For the newly unemployed, glitches in the new Connect online unemployment compensation claims system have delayed benefits for some claimants since it came online on Oct. 15, particularly claims flagged for potential ineligibility.

The Department of Economic Opportunity said in a news release Friday that delays in the program used to adjudicate such claims have increased the caseload to unacceptable levels.

The DEO announced that it was withholding a $3 million installment payment from Deloitte Consulting for the new system, and fining the company $15,000 for every day the system is not fully functional since the contractor for the system missed Friday’s deadline to fix the glitches.

FloridaWorks’ One-Stop centers have seen 250 to 350 walk-in claimants per week since the Connect system launched, said executive director Kim Tesch-Vaught. The organization can help with online filing but has to refer a lot of questions to the state, she said.
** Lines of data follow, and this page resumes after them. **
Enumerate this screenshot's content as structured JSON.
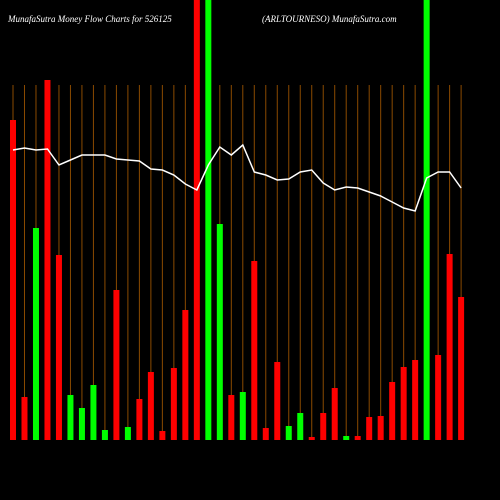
{
  "chart_data": {
    "type": "money-flow",
    "title": "MunafaSutra  Money Flow  Charts for 526125",
    "subtitle": "(ARLTOURNESO) MunafaSutra.com",
    "ylim": [
      0,
      440
    ],
    "grid": true,
    "grid_color": "#8a4a00",
    "bars": {
      "values": [
        320,
        43,
        212,
        360,
        185,
        45,
        32,
        55,
        10,
        150,
        13,
        41,
        68,
        9,
        72,
        130,
        440,
        440,
        216,
        45,
        48,
        179,
        12,
        78,
        14,
        27,
        3,
        27,
        52,
        4,
        4,
        23,
        24,
        58,
        73,
        80,
        440,
        85,
        186,
        143
      ],
      "colors": [
        "#ff0000",
        "#ff0000",
        "#00ff00",
        "#ff0000",
        "#ff0000",
        "#00ff00",
        "#00ff00",
        "#00ff00",
        "#00ff00",
        "#ff0000",
        "#00ff00",
        "#ff0000",
        "#ff0000",
        "#ff0000",
        "#ff0000",
        "#ff0000",
        "#ff0000",
        "#00ff00",
        "#00ff00",
        "#ff0000",
        "#00ff00",
        "#ff0000",
        "#ff0000",
        "#ff0000",
        "#00ff00",
        "#00ff00",
        "#ff0000",
        "#ff0000",
        "#ff0000",
        "#00ff00",
        "#ff0000",
        "#ff0000",
        "#ff0000",
        "#ff0000",
        "#ff0000",
        "#ff0000",
        "#00ff00",
        "#ff0000",
        "#ff0000",
        "#ff0000"
      ]
    },
    "line": {
      "color": "#ffffff",
      "values": [
        290,
        292,
        290,
        291,
        275,
        280,
        285,
        285,
        285,
        281,
        280,
        279,
        271,
        270,
        265,
        256,
        250,
        275,
        293,
        285,
        295,
        268,
        265,
        260,
        261,
        268,
        270,
        257,
        250,
        253,
        252,
        248,
        244,
        238,
        232,
        229,
        262,
        268,
        268,
        252
      ]
    }
  }
}
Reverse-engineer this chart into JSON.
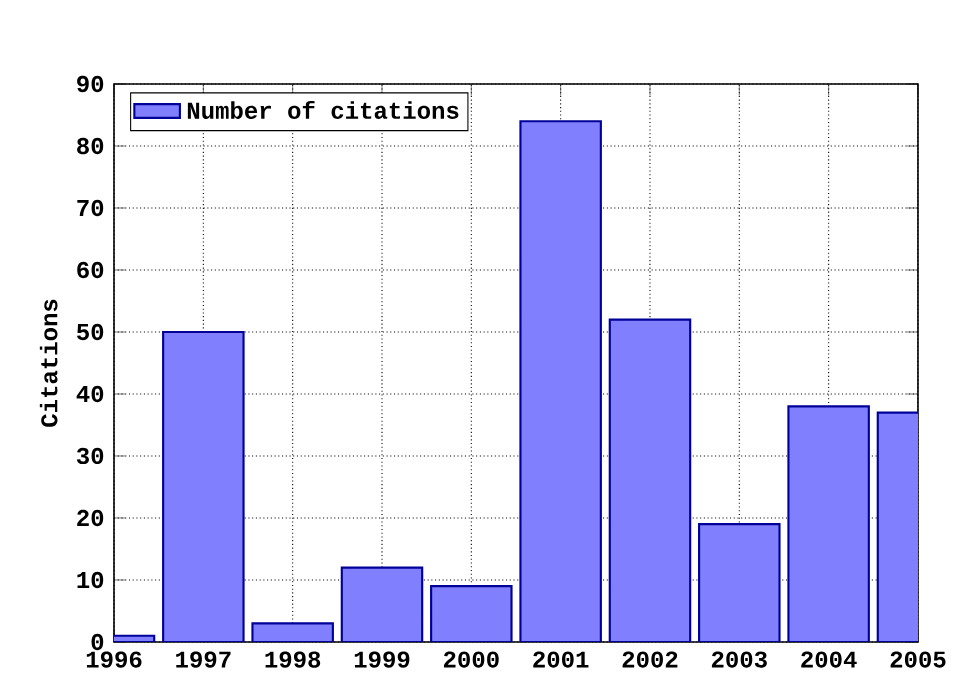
{
  "chart_data": {
    "type": "bar",
    "ylabel": "Citations",
    "x": [
      1996,
      1997,
      1998,
      1999,
      2000,
      2001,
      2002,
      2003,
      2004,
      2005
    ],
    "series": [
      {
        "name": "Number of citations",
        "color": "#8080ff",
        "values": [
          1,
          50,
          3,
          12,
          9,
          84,
          52,
          19,
          38,
          37
        ]
      }
    ],
    "xlim": [
      1996,
      2005
    ],
    "xticks": [
      1996,
      1997,
      1998,
      1999,
      2000,
      2001,
      2002,
      2003,
      2004,
      2005
    ],
    "ylim": [
      0,
      90
    ],
    "yticks": [
      0,
      10,
      20,
      30,
      40,
      50,
      60,
      70,
      80,
      90
    ],
    "grid": true,
    "legend": "top left"
  }
}
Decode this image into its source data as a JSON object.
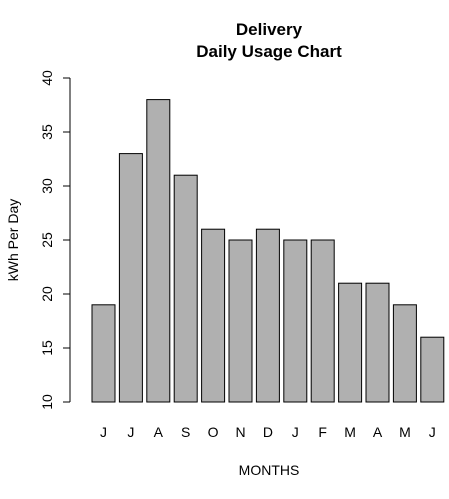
{
  "chart_data": {
    "type": "bar",
    "title": "Delivery",
    "subtitle": "Daily Usage Chart",
    "xlabel": "MONTHS",
    "ylabel": "kWh Per Day",
    "categories": [
      "J",
      "J",
      "A",
      "S",
      "O",
      "N",
      "D",
      "J",
      "F",
      "M",
      "A",
      "M",
      "J"
    ],
    "values": [
      19,
      33,
      38,
      31,
      26,
      25,
      26,
      25,
      25,
      21,
      21,
      19,
      16
    ],
    "ylim": [
      10,
      40
    ],
    "yticks": [
      10,
      15,
      20,
      25,
      30,
      35,
      40
    ],
    "grid": false,
    "bar_color": "#b0b0b0"
  }
}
For the long-term unemployed, emergency unemployment compensation ends on Dec. 28 since Congress left an extension out of its recent budget deal.

Emergency benefits will end for 1.3 million U.S. claimants who have exhausted regular benefits, including 75,000 in Florida. In the Alachua-Bradford workforce region, 80 people received emergency benefits as of Oct. 21, Tesch-Vaught said.

“The only support we’re going to be able to offer them — and we have been working with many of them — are the programs that will get them to work as fast as possible,” she said.

FloridaWorks steers people into training programs and networking opportunities, plus offers help updating resumes.

“We have found for our highest level of degreed professionals, the job that they lost is not coming back,” Tesch-Vaught said. “We are seeing an uptick in job postings, and some of those opportunities are going to be there for them, but for many of them they have to reinvent themselves.”

In Florida, regular unemployment benefits pay a maximum of $275 a week for 19 weeks. The duration, which is tied to the state unemployment rate, will drop to 16 weeks for new claims starting Jan. 1.